Wednesday, November 18, 2020 / 12:34 PM / by CSL Research / Header
Image Credit: The Sun Nigeria
In
September 2020, the Minister of State for Petroleum Resources, Timipre Sylva
announced that the government will now take a backseat in the
regulation of the price of petrol, noting that market forces and crude oil
price would continue to determine the cost of the product. This announcement
implied the beginning of a long craved market reform, total deregulation of the
downstream oil sector. Indeed, true to the words of the minister, the price of
PMS has been revised almost on a monthly basis in line with fluctuations in
international crude prices as well as other market determining factors. In the
past five months, the price of petrol has been revised four times, rising from
N121.50-N123.50 per litre in June to N140.80-N143.80 in July, N148-N150 in August,
N158-N162 in September and N165-N170 in November.
However,
despite the perceived full deregulation of the downstream oil sector, the
sector has been plagued by its deep-seated monopolistic structure. The Nigerian
National Petroleum Corporation (NNPC) remains the primary importer and
distributor of petrol to petrol stations in the country. We recall that in
2018, NNPC became the main importer of petrol as it became unprofitable for
private Oil Marketing Companies (OMCs) to import the product due to higher
crude prices coupled with steep devaluation of the exchange rate. This remains
the case despite the total deregulation implemented by the Federal government
as well as the granting of Quality Management (QMs) to OMCs which gives them
permission to import petroleum products. The reason for this has been the lack
of access to FX for many of the OMCs.
That
said, we note that the FX shortage is a national economic issue following the
slump in crude prices which has pressured FX earnings all through the year. As
a result, CBN has been forced to ration whatever FX it has available in a bid
to safeguard the nation's FX reserves. According to data from FMDQ at the close
of trading yesterday, total FX inflow into the I&E window from January till
date (Nov 17 2020) stood at US$15.8bn compared with US$30.0bn within the same
period in 2019 (Jan 1, 2019 - Nov 17, 2019).
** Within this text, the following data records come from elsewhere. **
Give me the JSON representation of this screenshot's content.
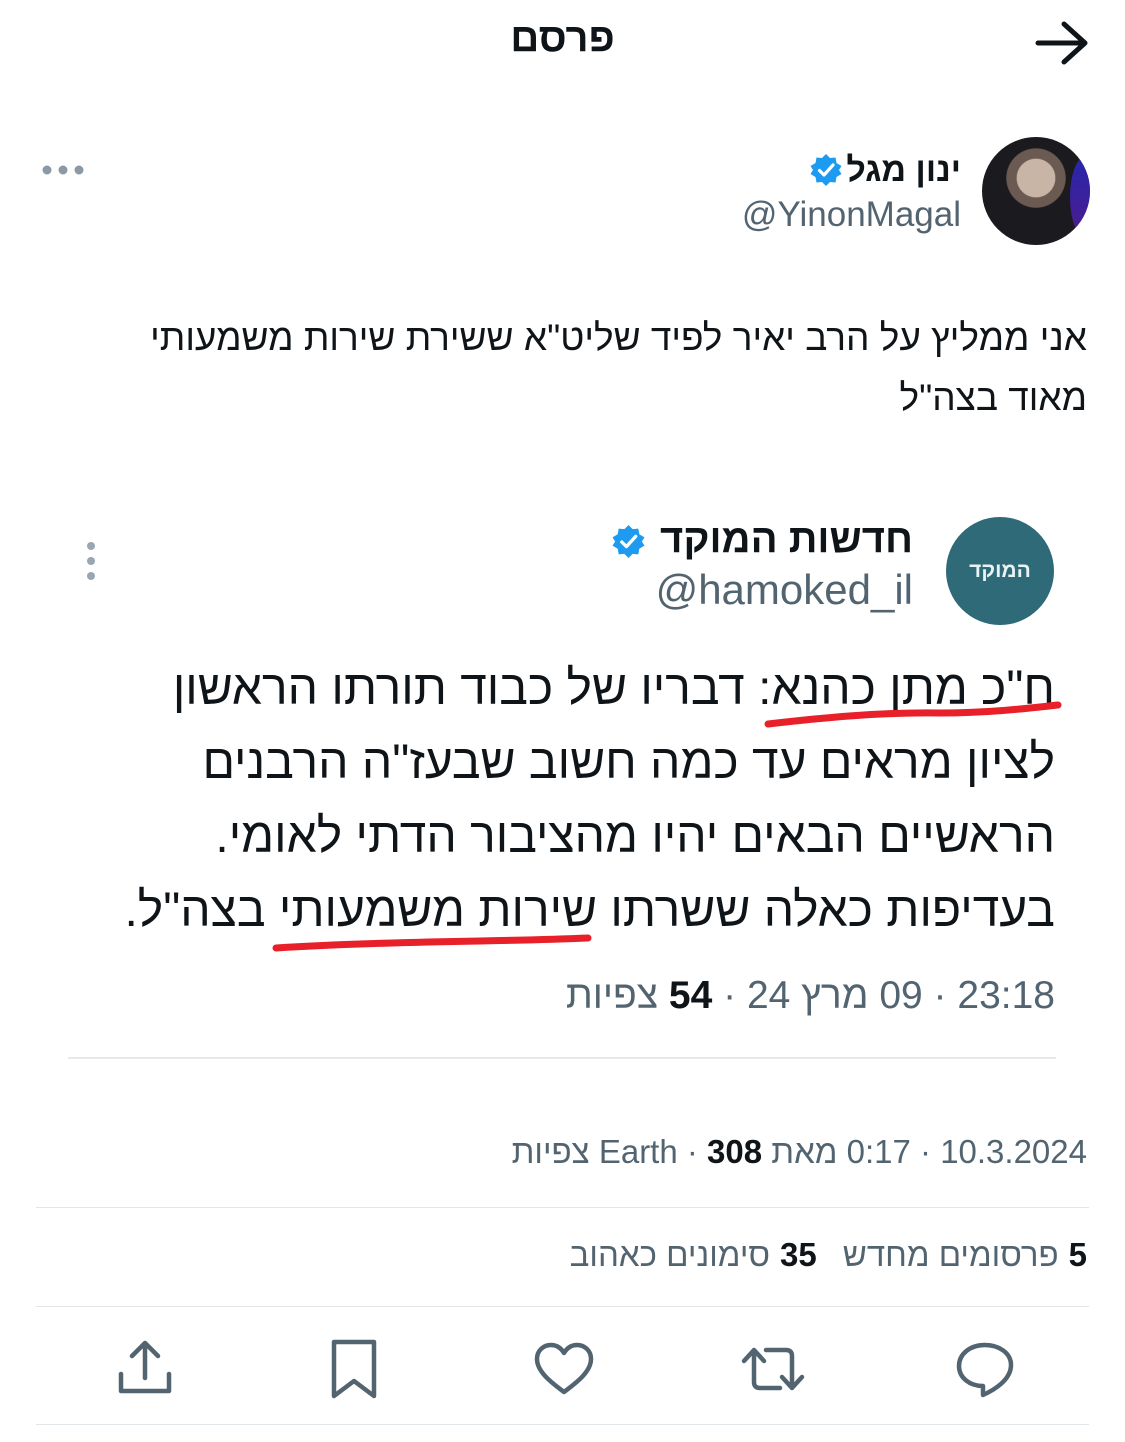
{
  "header": {
    "title": "פרסם",
    "back_icon": "arrow-right-icon"
  },
  "author": {
    "name": "ינון מגל",
    "handle": "@YinonMagal",
    "verified": true,
    "more_icon": "more-horizontal-icon"
  },
  "tweet": {
    "text": "אני ממליץ על הרב יאיר לפיד שליט\"א ששירת שירות משמעותי מאוד בצה\"ל"
  },
  "quoted": {
    "avatar_label": "המוקד",
    "name": "חדשות המוקד",
    "handle": "@hamoked_il",
    "verified": true,
    "more_icon": "more-vertical-icon",
    "lines": [
      "ח\"כ מתן כהנא: דבריו של כבוד תורתו הראשון",
      "לציון מראים עד כמה חשוב שבעז\"ה הרבנים",
      "הראשיים הבאים יהיו מהציבור הדתי לאומי.",
      "בעדיפות כאלה ששרתו שירות משמעותי בצה\"ל."
    ],
    "meta_prefix": "23:18 · 09 מרץ 24 · ",
    "views_count": "54",
    "views_label": "צפיות"
  },
  "meta": {
    "prefix": "10.3.2024 · 0:17 מאת Earth · ",
    "views_count": "308",
    "views_label": "צפיות"
  },
  "stats": {
    "reposts_count": "5",
    "reposts_label": "פרסומים מחדש",
    "likes_count": "35",
    "likes_label": "סימונים כאהוב"
  },
  "actions": {
    "reply_icon": "reply-icon",
    "repost_icon": "repost-icon",
    "like_icon": "heart-icon",
    "bookmark_icon": "bookmark-icon",
    "share_icon": "share-icon"
  },
  "colors": {
    "verified": "#1d9bf0",
    "underline": "#e8202a",
    "secondary_text": "#536471",
    "avatar_quote_bg": "#2f6a79"
  }
}
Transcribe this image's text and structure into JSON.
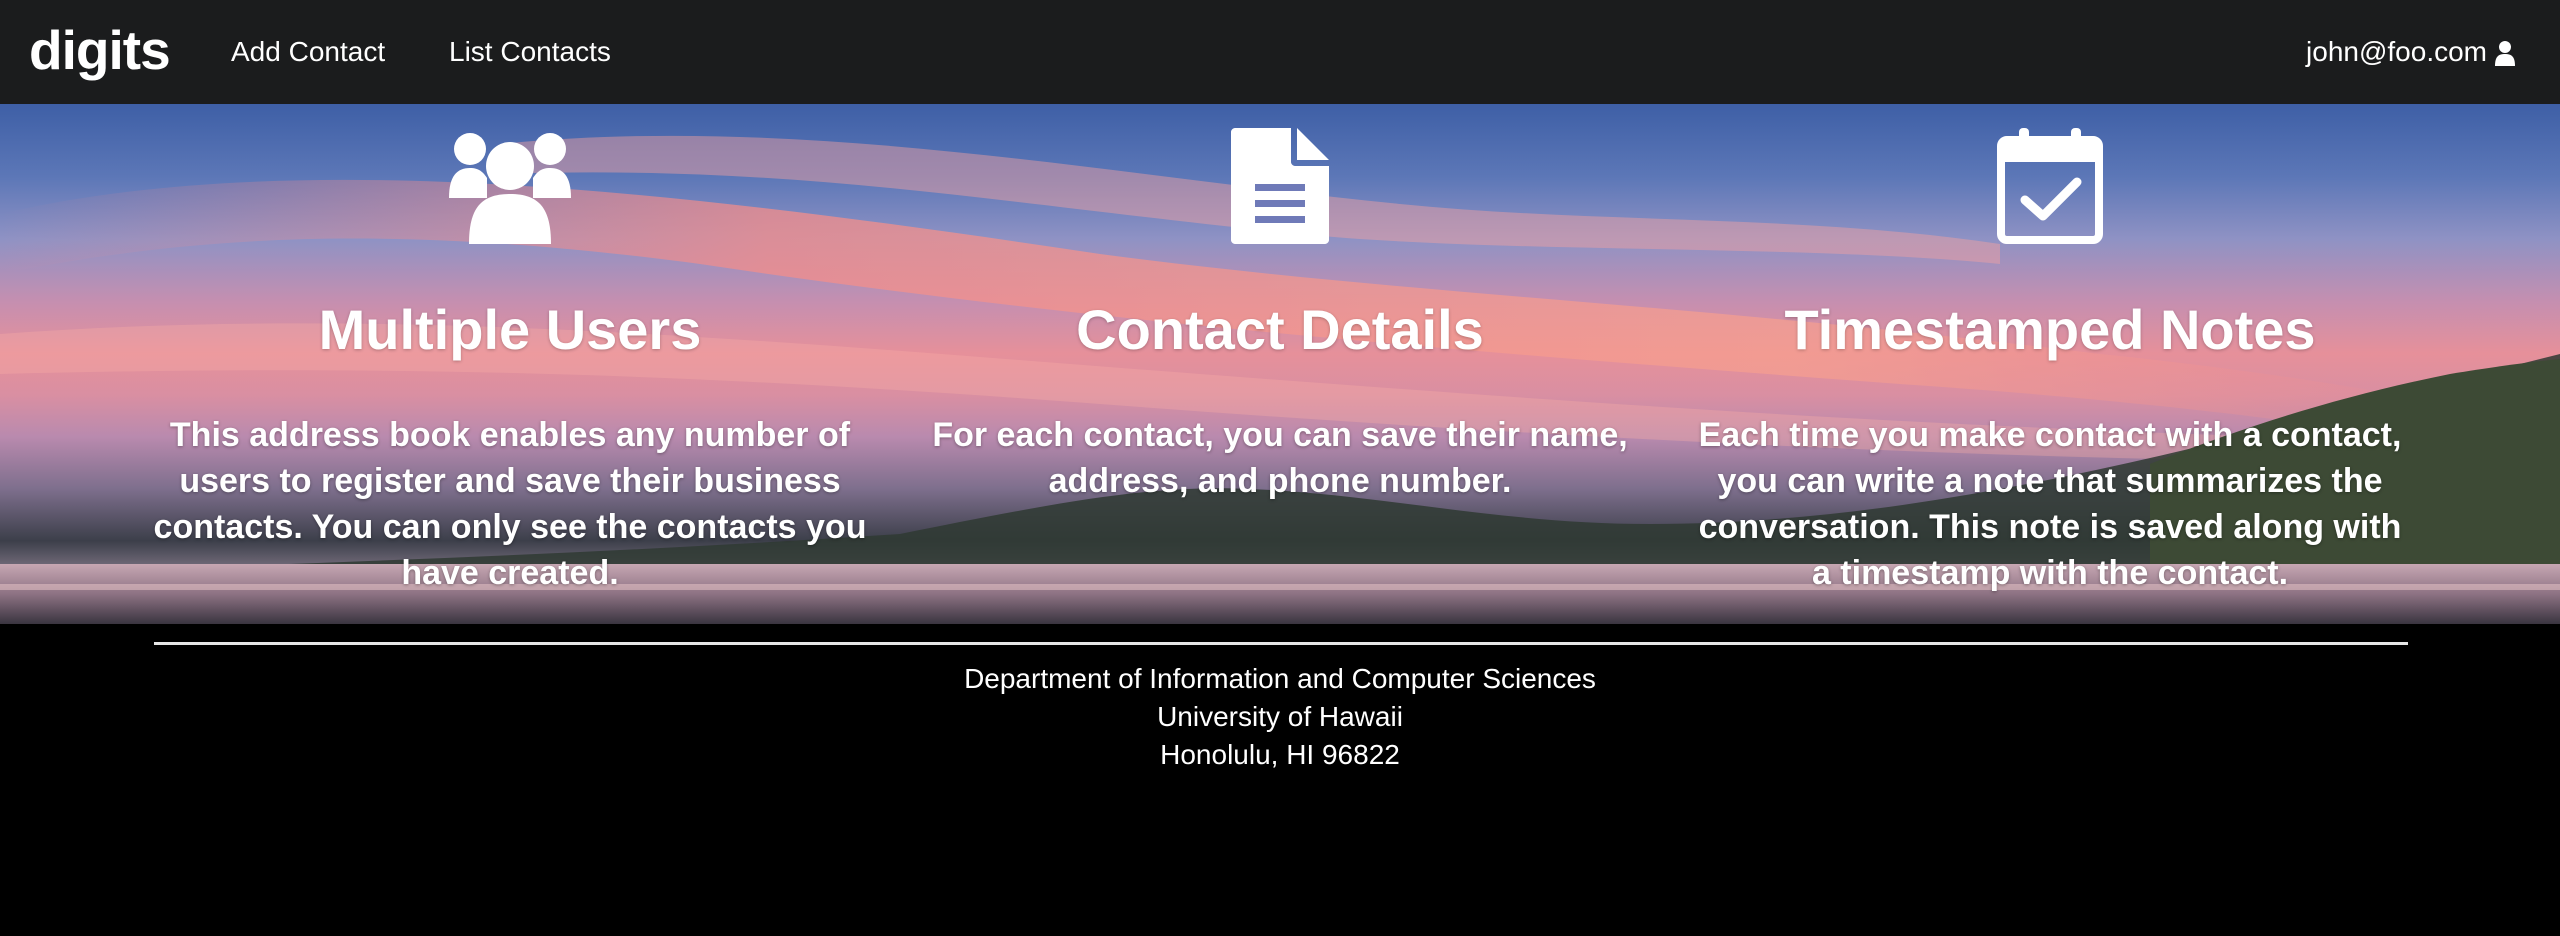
{
  "navbar": {
    "brand": "digits",
    "links": [
      {
        "label": "Add Contact"
      },
      {
        "label": "List Contacts"
      }
    ],
    "user": {
      "email": "john@foo.com",
      "icon": "user-icon"
    }
  },
  "features": [
    {
      "icon": "users-icon",
      "title": "Multiple Users",
      "text": "This address book enables any number of users to register and save their business contacts. You can only see the contacts you have created."
    },
    {
      "icon": "file-text-icon",
      "title": "Contact Details",
      "text": "For each contact, you can save their name, address, and phone number."
    },
    {
      "icon": "calendar-check-icon",
      "title": "Timestamped Notes",
      "text": "Each time you make contact with a contact, you can write a note that summarizes the conversation. This note is saved along with a timestamp with the contact."
    }
  ],
  "footer": {
    "lines": [
      "Department of Information and Computer Sciences",
      "University of Hawaii",
      "Honolulu, HI 96822"
    ]
  },
  "colors": {
    "navbar": "#1b1c1d",
    "footer": "#000000",
    "text": "#ffffff"
  }
}
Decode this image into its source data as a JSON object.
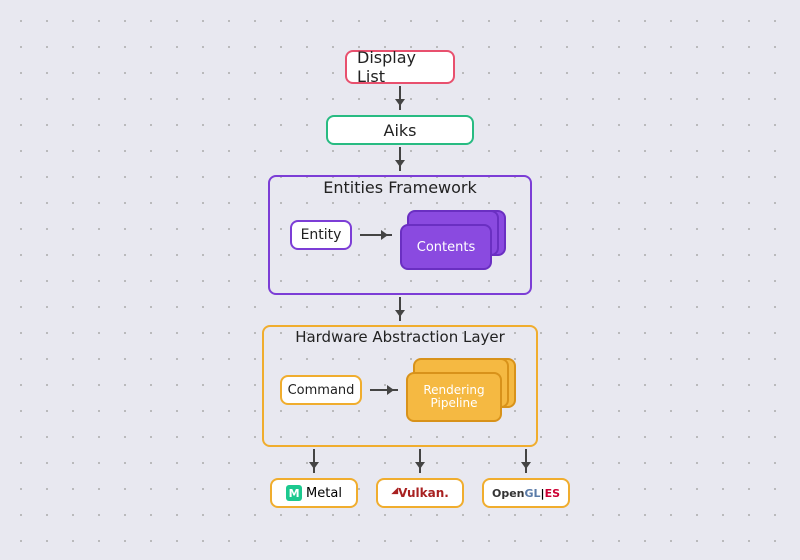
{
  "nodes": {
    "display_list": "Display List",
    "aiks": "Aiks",
    "entities_framework": "Entities Framework",
    "entity": "Entity",
    "contents": "Contents",
    "hal": "Hardware Abstraction Layer",
    "command": "Command",
    "rendering": "Rendering",
    "pipeline": "Pipeline",
    "metal": "Metal",
    "vulkan": "Vulkan",
    "opengl_open": "Open",
    "opengl_gl": "GL",
    "opengl_es": "ES"
  },
  "colors": {
    "bg": "#e8e8f0",
    "red": "#e8506e",
    "green": "#28bb82",
    "purple": "#7c3dd6",
    "purple_fill": "#8a4ae0",
    "yellow": "#f0ad2e",
    "yellow_fill": "#f5b942"
  }
}
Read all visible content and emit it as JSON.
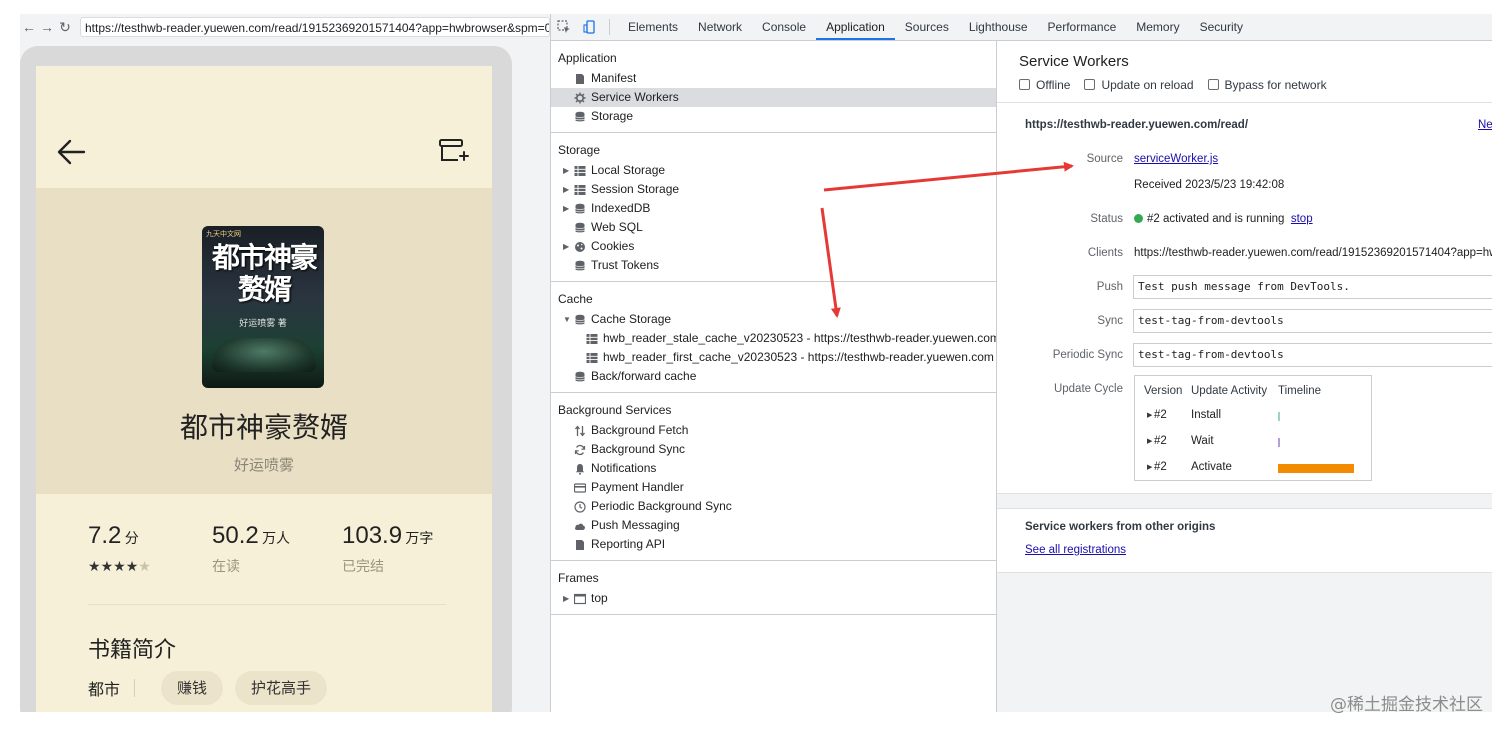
{
  "browser": {
    "url": "https://testhwb-reader.yuewen.com/read/19152369201571404?app=hwbrowser&spm=01-0"
  },
  "phone": {
    "cover": {
      "title": "都市神豪赘婿",
      "author": "好运喷雾 著",
      "brand": "九天中文网"
    },
    "book_title": "都市神豪赘婿",
    "book_author": "好运喷雾",
    "stats": {
      "rating": "7.2",
      "rating_unit": "分",
      "rating_stars": 3.5,
      "readers": "50.2",
      "readers_unit": "万人",
      "readers_label": "在读",
      "words": "103.9",
      "words_unit": "万字",
      "words_label": "已完结"
    },
    "intro_heading": "书籍简介",
    "category": "都市",
    "tags": [
      "赚钱",
      "护花高手"
    ]
  },
  "devtools": {
    "tabs": [
      "Elements",
      "Network",
      "Console",
      "Application",
      "Sources",
      "Lighthouse",
      "Performance",
      "Memory",
      "Security"
    ],
    "active_tab": "Application",
    "sidebar": {
      "application": {
        "title": "Application",
        "items": [
          {
            "label": "Manifest",
            "icon": "file-icon"
          },
          {
            "label": "Service Workers",
            "icon": "gear-icon",
            "selected": true
          },
          {
            "label": "Storage",
            "icon": "database-icon"
          }
        ]
      },
      "storage": {
        "title": "Storage",
        "items": [
          {
            "label": "Local Storage",
            "icon": "grid-icon",
            "expandable": true
          },
          {
            "label": "Session Storage",
            "icon": "grid-icon",
            "expandable": true
          },
          {
            "label": "IndexedDB",
            "icon": "database-icon",
            "expandable": true
          },
          {
            "label": "Web SQL",
            "icon": "database-icon"
          },
          {
            "label": "Cookies",
            "icon": "cookie-icon",
            "expandable": true
          },
          {
            "label": "Trust Tokens",
            "icon": "database-icon"
          }
        ]
      },
      "cache": {
        "title": "Cache",
        "items": [
          {
            "label": "Cache Storage",
            "icon": "database-icon",
            "expanded": true
          },
          {
            "label": "hwb_reader_stale_cache_v20230523 - https://testhwb-reader.yuewen.com",
            "icon": "grid-icon",
            "child": true
          },
          {
            "label": "hwb_reader_first_cache_v20230523 - https://testhwb-reader.yuewen.com",
            "icon": "grid-icon",
            "child": true
          },
          {
            "label": "Back/forward cache",
            "icon": "database-icon"
          }
        ]
      },
      "background_services": {
        "title": "Background Services",
        "items": [
          {
            "label": "Background Fetch",
            "icon": "arrows-updown-icon"
          },
          {
            "label": "Background Sync",
            "icon": "sync-icon"
          },
          {
            "label": "Notifications",
            "icon": "bell-icon"
          },
          {
            "label": "Payment Handler",
            "icon": "card-icon"
          },
          {
            "label": "Periodic Background Sync",
            "icon": "clock-icon"
          },
          {
            "label": "Push Messaging",
            "icon": "cloud-icon"
          },
          {
            "label": "Reporting API",
            "icon": "file-icon"
          }
        ]
      },
      "frames": {
        "title": "Frames",
        "items": [
          {
            "label": "top",
            "icon": "frame-icon",
            "expandable": true
          }
        ]
      }
    },
    "service_workers": {
      "title": "Service Workers",
      "options": [
        "Offline",
        "Update on reload",
        "Bypass for network"
      ],
      "scope": "https://testhwb-reader.yuewen.com/read/",
      "new_link": "Ne",
      "source_label": "Source",
      "source_file": "serviceWorker.js",
      "received": "Received 2023/5/23 19:42:08",
      "status_label": "Status",
      "status_text": "#2 activated and is running",
      "status_action": "stop",
      "clients_label": "Clients",
      "clients_value": "https://testhwb-reader.yuewen.com/read/19152369201571404?app=hw",
      "push_label": "Push",
      "push_value": "Test push message from DevTools.",
      "sync_label": "Sync",
      "sync_value": "test-tag-from-devtools",
      "periodic_sync_label": "Periodic Sync",
      "periodic_sync_value": "test-tag-from-devtools",
      "update_cycle_label": "Update Cycle",
      "update_cycle": {
        "headers": [
          "Version",
          "Update Activity",
          "Timeline"
        ],
        "rows": [
          {
            "version": "#2",
            "activity": "Install",
            "bar_color": "#9ad3c7",
            "bar_fraction": 0.02
          },
          {
            "version": "#2",
            "activity": "Wait",
            "bar_color": "#b39ddb",
            "bar_fraction": 0.02
          },
          {
            "version": "#2",
            "activity": "Activate",
            "bar_color": "#f28b00",
            "bar_fraction": 1.0
          }
        ]
      },
      "other_origins_title": "Service workers from other origins",
      "see_all": "See all registrations"
    }
  },
  "watermark": "@稀土掘金技术社区",
  "colors": {
    "annotation_arrow": "#e53935",
    "phone_bg": "#f7f0d8",
    "link": "#1a0dab",
    "active_tab_underline": "#1a73e8"
  }
}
This evidences the depth of FX
crunch faced by importers.
Nevertheless,
we think its is imperative for the CBN to begin to reconsider its rationing
methodology to accomodate the FX demands of OMCs who have to import petrol.
Failure to provide necessary FX would ultimately derail the deregulation policy
which would hinder achievement of the key objectives of deregulating the sector
such as eliminating market distortion, fostering healthy competition in the sector
as well as encouraging investments in privately controlled refineries which
would further support product availability and overall economic growth.